Gueule de bois

Par Karim Boukhari

La mort dans l’âme, je dis : l’attentat de Marrakech est la pire des choses qui pouvait nous arriver. Fermez les yeux et essayez d’imaginer le meilleur moyen de casser cette décharge d’énergie positive et ce formidable élan qui ont empoigné la société marocaine depuis le 20 février 2011 : voyons, un soulèvement au Sahara ? Une révolution islamiste ? Un soudain coup de sang militaire ? Oui, oui. Mais il y a encore pire, et ce pire nous a pris à la gorge jeudi, en fin de matinée : un attentat terroriste qui ressemble à une gifle, une claque monumentale qui nous ramène sur terre et nous laisse littéralement pantois. Une très mauvaise gueule de bois. A l’instant où j’ai appris la nouvelle, et après avoir vérifié le bien-fondé de l’information, je me suis dit, et je me permets de vous le dire comme dans un échange de fin de soirée, entre intimes qui n’ont plus rien à se cacher les uns aux autres : “Et merde !”. Oui.

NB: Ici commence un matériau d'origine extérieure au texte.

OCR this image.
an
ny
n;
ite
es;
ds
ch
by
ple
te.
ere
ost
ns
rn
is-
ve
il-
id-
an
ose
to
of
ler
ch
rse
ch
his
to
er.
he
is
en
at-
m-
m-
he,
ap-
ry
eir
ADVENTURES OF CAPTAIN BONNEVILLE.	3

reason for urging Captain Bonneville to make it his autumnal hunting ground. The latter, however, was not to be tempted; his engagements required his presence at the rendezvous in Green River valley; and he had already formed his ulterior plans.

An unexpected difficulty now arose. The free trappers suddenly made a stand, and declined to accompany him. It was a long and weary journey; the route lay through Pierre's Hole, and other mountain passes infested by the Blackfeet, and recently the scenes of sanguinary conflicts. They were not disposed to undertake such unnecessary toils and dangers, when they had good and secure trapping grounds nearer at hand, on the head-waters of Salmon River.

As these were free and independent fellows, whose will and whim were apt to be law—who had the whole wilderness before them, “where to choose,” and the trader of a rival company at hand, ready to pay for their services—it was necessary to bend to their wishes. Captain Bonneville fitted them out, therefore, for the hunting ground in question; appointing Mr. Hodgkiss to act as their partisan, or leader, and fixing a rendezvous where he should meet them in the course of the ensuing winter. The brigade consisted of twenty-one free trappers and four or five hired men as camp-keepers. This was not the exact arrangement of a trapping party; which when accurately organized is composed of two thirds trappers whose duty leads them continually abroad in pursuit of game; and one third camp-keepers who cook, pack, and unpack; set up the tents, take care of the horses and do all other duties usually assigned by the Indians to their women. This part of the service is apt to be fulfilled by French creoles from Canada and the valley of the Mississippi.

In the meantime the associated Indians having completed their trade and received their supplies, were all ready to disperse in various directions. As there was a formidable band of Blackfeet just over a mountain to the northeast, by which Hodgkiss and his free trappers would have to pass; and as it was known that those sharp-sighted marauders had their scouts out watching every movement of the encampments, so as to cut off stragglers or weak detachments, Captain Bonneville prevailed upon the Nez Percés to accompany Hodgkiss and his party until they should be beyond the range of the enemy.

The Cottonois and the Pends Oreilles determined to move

Nous voilà groggy, sonnés, perdus, obligés de nous retourner dans tous les sens et de nous poser des questions dont on aurait préféré nous passer. Surtout en ce moment…
Nous voilà nus. Nous voilà faibles. Encore et encore. Nous voilà de nouveau désemparés et tenus de parer au plus pressé. Comme si on n’avait pas pris assez de coups par le passé, comme si nous étions vierges de tout… L’attentat de Marrakech est une vilaine chose qui fait mal au cœur et à la tête. Ça brouille les cartes et les pistes et ça risque de nous faire revenir des années en arrière. Dans un Maroc en mouvement, dans lequel le camp des démocrates avait pour une fois le vent en poupe, l’attentat ressemble à un terrible rappel à l’ordre. Ça coupe un élan et ça brise un rêve. J’ignore, au moment où ces lignes sont écrites, tous les tenants et aboutissants de l’affaire, mais la première question qui me vient à l’esprit est : pourquoi ? En réinstallant un climat de peur qui favorise le retour au premier plan du tout sécuritaire, les stratèges qui ont décidé de frapper Marrakech et Jamaâ El Fna, la place la plus célèbre de ce pays, portent à coup sûr un coup très dur au printemps marocain. Ils nous disent, à leur manière : “Vous voulez arracher des droits et obtenir des libertés ? Vous voulez aller de l’avant ? Ça ne sera pas simple et on va vous le rappeler”.
Plutôt que de céder à l’affolement et au retour de la paranoïa qui nous avaient valu la catastrophique loi antiterroriste en 2002-2003, plutôt que d’oublier les ouvertures que le royaume est appelé à faire sous le prétexte qu’il est en danger, je préfère penser que ce qui vient de se passer à Marrakech peut paradoxalement beaucoup nous aider. Je crois simplement que nous avons la possibilité de franchir un cap. Le Maroc est en danger ? Soit. Mais, contrairement à 2003, il y a moyen de riposter sans ressembler à un pays arriéré. La menace terroriste ne peut pas et ne peut plus servir d’alibi pour renvoyer les réformes aux calendes grecques. Le danger sécuritaire ne doit plus justifier le recours à la torture parce que rien ne justifie la torture. Quand ils seront arrêtés, les commanditaires de l’attentat de Marrakech doivent être jugés et traités en êtres humains, avec des procès dignes et équitables. Ils ont supprimé des vies humaines et mis en branle tout un pays, mais ils restent des êtres humains et ils doivent être traités en tant que tels. En 2003, nous avions oublié de le dire. En 2011, nous ne l’oublierons pas.
Ceux qui ont frappé Marrakech vont mettre à l’épreuve la police, la justice et tout l’Etat marocain. Ils leur offrent involontairement l’occasion de prouver qu’ils ont grandi, qu’ils ne sont plus les mêmes, qu’ils sont devenus meilleurs, c’est-à-dire normaux, des gens qui appartiennent au 21ème siècle et qui font enfin partie du panier des “bons”. Si la police et la justice ratent cette occasion, c’est qu’elles sont nulles, définitivement. Et si elles sont nulles, c’est qu’elles sont appelées à disparaître, et elles disparaîtront d’une manière ou d’une autre.
Ceux qui ont frappé Marrakech vont aussi mettre à l’épreuve la jeunesse marocaine, le camp des démocrates et des défenseurs des libertés. Ce lot, dont nous faisons partie, a l’opportunité de prouver qu’il a grandi et qu’il a appris à raison garder. Oui, la rage au ventre, nous allons militer pour que justice soit faite, mais dans le strict respect des droits des individus. Nous refusons le recours à la torture. Et nous maintenons nos revendications de changements et de réformes. Oui, complètement.